О древний Океан, твоя вода горька. Точь-в-точь как желчь, которую так щедро изливают критики на все подряд: будь то искусство иль наука. Гения обзовут сумасшедшим, красавца – горбуном. Должно быть, люди очень остро ощущают свое несовершенство, которым на три четверти обязаны самим себе, коли так строго судят. Привет тебе, о древний Океан!

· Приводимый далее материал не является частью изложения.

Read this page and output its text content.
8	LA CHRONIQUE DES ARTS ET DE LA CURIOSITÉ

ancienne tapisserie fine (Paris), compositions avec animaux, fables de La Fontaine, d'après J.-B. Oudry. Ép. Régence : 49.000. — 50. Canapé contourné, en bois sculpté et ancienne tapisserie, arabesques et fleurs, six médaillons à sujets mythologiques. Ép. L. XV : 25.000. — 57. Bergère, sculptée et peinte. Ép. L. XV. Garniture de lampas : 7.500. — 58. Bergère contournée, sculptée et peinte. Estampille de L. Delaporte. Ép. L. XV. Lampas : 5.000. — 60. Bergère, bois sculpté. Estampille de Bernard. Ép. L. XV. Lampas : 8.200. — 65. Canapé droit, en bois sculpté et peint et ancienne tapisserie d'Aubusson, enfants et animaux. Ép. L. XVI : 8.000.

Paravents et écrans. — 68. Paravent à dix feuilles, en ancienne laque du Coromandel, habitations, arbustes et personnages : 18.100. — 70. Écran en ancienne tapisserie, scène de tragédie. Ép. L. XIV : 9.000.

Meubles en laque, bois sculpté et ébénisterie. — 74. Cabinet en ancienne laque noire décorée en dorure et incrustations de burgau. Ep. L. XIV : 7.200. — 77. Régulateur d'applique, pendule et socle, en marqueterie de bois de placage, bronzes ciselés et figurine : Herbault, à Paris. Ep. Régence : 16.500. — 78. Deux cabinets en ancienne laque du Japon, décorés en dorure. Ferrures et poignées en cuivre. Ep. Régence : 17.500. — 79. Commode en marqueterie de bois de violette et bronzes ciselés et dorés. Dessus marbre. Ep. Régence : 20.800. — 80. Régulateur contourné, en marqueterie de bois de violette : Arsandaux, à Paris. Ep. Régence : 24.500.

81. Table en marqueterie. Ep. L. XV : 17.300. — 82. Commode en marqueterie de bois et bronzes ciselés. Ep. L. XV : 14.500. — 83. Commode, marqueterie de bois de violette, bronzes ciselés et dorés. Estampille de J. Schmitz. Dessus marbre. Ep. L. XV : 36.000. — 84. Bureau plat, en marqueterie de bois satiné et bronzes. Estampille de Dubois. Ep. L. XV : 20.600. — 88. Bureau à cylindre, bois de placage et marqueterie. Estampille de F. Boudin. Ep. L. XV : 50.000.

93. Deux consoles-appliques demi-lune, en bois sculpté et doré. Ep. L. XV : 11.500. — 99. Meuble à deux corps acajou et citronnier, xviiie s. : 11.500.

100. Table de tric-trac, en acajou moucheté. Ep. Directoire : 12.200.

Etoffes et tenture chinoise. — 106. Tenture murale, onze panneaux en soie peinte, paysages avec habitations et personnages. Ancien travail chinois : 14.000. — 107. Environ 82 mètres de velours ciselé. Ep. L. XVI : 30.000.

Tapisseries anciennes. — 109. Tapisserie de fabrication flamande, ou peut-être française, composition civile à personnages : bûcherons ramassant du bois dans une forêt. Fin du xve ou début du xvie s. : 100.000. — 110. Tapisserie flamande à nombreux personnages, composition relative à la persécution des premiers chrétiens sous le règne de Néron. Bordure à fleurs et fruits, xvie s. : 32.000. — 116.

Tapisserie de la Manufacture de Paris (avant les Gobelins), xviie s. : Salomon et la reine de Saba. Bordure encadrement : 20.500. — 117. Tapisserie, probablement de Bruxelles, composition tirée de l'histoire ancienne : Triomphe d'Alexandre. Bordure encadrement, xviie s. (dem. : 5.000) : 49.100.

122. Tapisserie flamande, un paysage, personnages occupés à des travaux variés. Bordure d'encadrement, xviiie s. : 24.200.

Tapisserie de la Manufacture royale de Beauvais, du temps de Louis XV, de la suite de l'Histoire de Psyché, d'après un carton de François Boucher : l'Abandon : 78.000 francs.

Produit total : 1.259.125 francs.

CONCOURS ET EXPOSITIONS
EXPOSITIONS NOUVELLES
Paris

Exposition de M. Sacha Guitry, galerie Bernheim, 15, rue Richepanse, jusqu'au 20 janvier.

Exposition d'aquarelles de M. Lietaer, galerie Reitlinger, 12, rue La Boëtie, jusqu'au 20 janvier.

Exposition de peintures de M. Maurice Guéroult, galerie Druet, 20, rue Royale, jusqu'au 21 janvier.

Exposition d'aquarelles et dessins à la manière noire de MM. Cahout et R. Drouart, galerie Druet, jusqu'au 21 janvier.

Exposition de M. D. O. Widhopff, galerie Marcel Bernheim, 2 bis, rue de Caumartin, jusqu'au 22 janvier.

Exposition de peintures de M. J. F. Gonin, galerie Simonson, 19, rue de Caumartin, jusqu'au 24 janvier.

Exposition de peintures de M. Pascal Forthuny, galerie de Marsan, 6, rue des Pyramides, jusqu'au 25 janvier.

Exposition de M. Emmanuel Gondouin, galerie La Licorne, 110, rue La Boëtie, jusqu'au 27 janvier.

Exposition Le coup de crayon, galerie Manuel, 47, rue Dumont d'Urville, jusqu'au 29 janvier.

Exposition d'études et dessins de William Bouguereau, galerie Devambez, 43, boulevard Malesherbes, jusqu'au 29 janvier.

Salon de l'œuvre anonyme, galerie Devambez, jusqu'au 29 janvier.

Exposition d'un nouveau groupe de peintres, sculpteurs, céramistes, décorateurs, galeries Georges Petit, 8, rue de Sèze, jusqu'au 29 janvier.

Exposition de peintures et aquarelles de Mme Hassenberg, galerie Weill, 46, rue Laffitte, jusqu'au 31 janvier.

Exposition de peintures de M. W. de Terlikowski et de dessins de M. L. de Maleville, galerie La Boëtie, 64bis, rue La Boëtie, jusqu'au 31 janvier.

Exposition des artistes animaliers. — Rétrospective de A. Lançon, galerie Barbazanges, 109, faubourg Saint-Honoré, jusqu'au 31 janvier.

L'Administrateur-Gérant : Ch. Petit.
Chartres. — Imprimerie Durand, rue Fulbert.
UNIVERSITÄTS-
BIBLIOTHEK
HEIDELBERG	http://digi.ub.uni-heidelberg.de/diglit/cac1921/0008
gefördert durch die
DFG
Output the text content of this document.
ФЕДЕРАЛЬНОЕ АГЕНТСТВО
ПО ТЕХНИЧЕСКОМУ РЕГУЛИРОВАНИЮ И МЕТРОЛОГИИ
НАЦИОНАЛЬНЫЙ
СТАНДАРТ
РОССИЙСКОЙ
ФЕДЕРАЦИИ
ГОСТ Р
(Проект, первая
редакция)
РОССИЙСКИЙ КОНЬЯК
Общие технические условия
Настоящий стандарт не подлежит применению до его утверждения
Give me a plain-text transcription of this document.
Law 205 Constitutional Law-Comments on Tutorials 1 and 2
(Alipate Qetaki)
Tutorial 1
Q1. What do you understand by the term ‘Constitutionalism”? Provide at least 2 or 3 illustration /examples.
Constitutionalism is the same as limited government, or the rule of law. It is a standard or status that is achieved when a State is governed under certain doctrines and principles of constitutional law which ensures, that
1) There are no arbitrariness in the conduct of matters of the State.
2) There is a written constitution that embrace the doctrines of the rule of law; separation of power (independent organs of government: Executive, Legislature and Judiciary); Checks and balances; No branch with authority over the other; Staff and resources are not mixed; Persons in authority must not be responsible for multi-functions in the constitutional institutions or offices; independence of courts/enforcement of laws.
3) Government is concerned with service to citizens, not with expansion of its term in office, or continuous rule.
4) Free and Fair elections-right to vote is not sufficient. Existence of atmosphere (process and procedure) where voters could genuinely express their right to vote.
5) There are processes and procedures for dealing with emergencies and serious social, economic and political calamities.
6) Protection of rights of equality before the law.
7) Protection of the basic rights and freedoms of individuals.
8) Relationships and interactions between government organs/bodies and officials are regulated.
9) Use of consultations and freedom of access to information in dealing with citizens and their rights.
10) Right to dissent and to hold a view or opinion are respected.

О древний Океан, никакие новейшие приборы, никакие ухищрения человеческой науки пока не позволяют измерить твои бездны – самые длинные, самые тяжелые зонды не достигают дна. Вот рыбы… им доступно то, что запретно человеку. Как часто задавался я вопросом: что легче измерить – бездну влажных недр океана или глубины человеческой души? [11] Как часто размышлял об этом, охватив чело руками, на палубе бороздящего океан корабля, меж тем как луна подпрыгивала и болталась между мачтами [12], как мячик, – размышлял, позабыв обо всем, кроме этого непростого вопроса! Так что же глубже и недоступнее: океан или сердце человека? И если тридцать прожитых на свете лет дают хоть какое-то право на собственное суждение о сем предмете, то я сказал бы, что, как ни велики глубины океана, но человеческое сердце несравненно глубже. Знавал я праведных людей. Они умирали, дожив до шестидесяти, и перед смертью непременно восклицали, что творили лишь добро на этой земле, что были милосердны, и это-де так просто, и это может каждый. Но кто поймет, почему любовники, еще вчера обожавшие друг друга, сегодня расходятся в разные стороны из-за какого-то неверно истолкованного слова, и обоих терзает жажда мести, и оба кичатся гордым одиночеством? Такие чудеса повторяются каждый день, но не становятся понятнее.

Кто поймет, почему нас радуют не только беды человеческие вообще, но и несчастья самых близких друзей, хотя они же нас и огорчают? И наконец главное: человек лицемерен, он говорит «да», а думает «нет». Оттого-то все чада человечества так полны любви друг к другу. О да, психологии еще предстоит немало открытий… Привет тебе, о древний Океан!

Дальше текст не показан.